HATİCE ANA (MERAL ÇETİNKAYA)

Ben Hatice…  Hatice ana derler bana… Ben hem erimi hem de aslan gibi üç evladı mı vatana şehit verdim. Şehit anası olmak kolay değildir. Yüreğin yanar cayır cayır da şehittir diye sabreder, Rabbine için yana yana hamd edersin... Bilirsin cennettedir ama yine de çok hasretlik çekersin… Bir boynu bükük, mazlum oğlum kalmıştı elimde lakin kaderde ona da bu toprakta şehadet şerbetini içmek varmış. Zülfikar’ıma çok yandı içim… Yavrum saftı, mazlumdu… Zalimin iftirasına, zulmüne uğradı. Kınalı kuzumu şehit ettikleri gün ben bir yemin ettim. “Gün gelecek Zülfikar zulmün boynuna dayanacak! Onu öyle birine verecem ki zalimin boynunu kesecek.
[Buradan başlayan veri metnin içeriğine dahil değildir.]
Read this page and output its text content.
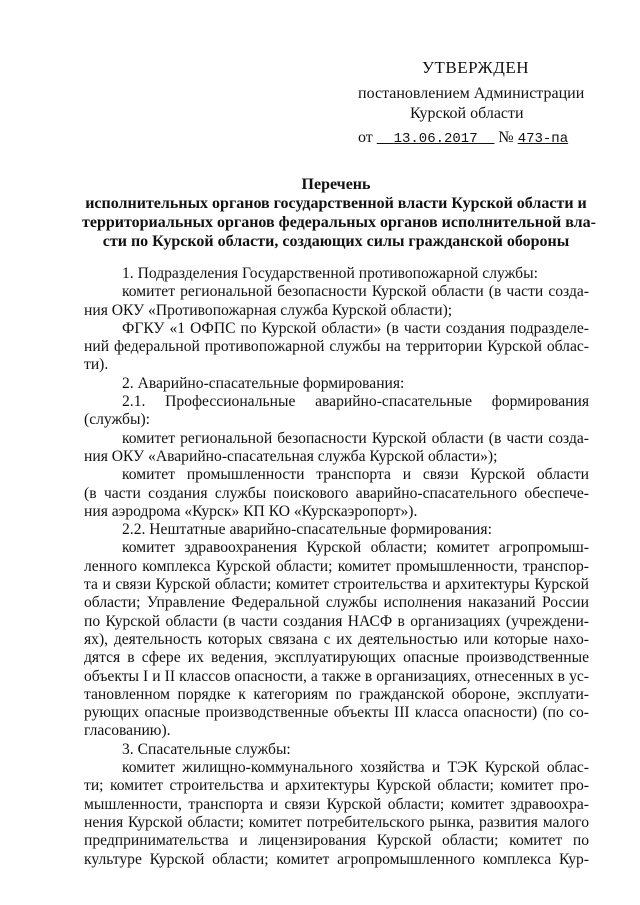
УТВЕРЖДЕН
постановлением Администрации
Курской области
от 13.06.2017 № 473-па
Перечень
исполнительных органов государственной власти Курской области и
территориальных органов федеральных органов исполнительной вла-
сти по Курской области, создающих силы гражданской обороны
1. Подразделения Государственной противопожарной службы:
комитет региональной безопасности Курской области (в части созда-
ния ОКУ «Противопожарная служба Курской области);
ФГКУ «1 ОФПС по Курской области» (в части создания подразделе-
ний федеральной противопожарной службы на территории Курской облас-
ти).
2. Аварийно-спасательные формирования:
2.1. Профессиональные аварийно-спасательные формирования
(службы):
комитет региональной безопасности Курской области (в части созда-
ния ОКУ «Аварийно-спасательная служба Курской области»);
комитет промышленности транспорта и связи Курской области
(в части создания службы поискового аварийно-спасательного обеспече-
ния аэродрома «Курск» КП КО «Курскаэропорт»).
2.2. Нештатные аварийно-спасательные формирования:
комитет здравоохранения Курской области; комитет агропромыш-
ленного комплекса Курской области; комитет промышленности, транспор-
та и связи Курской области; комитет строительства и архитектуры Курской
области; Управление Федеральной службы исполнения наказаний России
по Курской области (в части создания НАСФ в организациях (учреждени-
ях), деятельность которых связана с их деятельностью или которые нахо-
дятся в сфере их ведения, эксплуатирующих опасные производственные
объекты I и II классов опасности, а также в организациях, отнесенных в ус-
тановленном порядке к категориям по гражданской обороне, эксплуати-
рующих опасные производственные объекты III класса опасности) (по со-
гласованию).
3. Спасательные службы:
комитет жилищно-коммунального хозяйства и ТЭК Курской облас-
ти; комитет строительства и архитектуры Курской области; комитет про-
мышленности, транспорта и связи Курской области; комитет здравоохра-
нения Курской области; комитет потребительского рынка, развития малого
предпринимательства и лицензирования Курской области; комитет по
культуре Курской области; комитет агропромышленного комплекса Кур-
Onu buradan sürecek. Ve ben o güne kadar bekleyeceğim” diye ant içtim. Bekledim de… Benim yiğit evlatlarım gitti lakin Allah’ın yeryüzündeki yiğitleri biter mi? Mevlam bana Aziz’i gönderdi… Aziz benim mazlum yavrumun dualarının kabulü, gönlünde yatan şehitliğin sebebiydi… Zülfikar’ı Aziz’in avuçlarına bıraktım. O bana oğul ben ona ana oldum. Yeri geldi sırdaş, yeri geldi yoluna yoldaş oldum… Ama Aziz en çok benim gönlümde ki yarama merhem, Allah’a ettiğim yeminimin umudu oldu.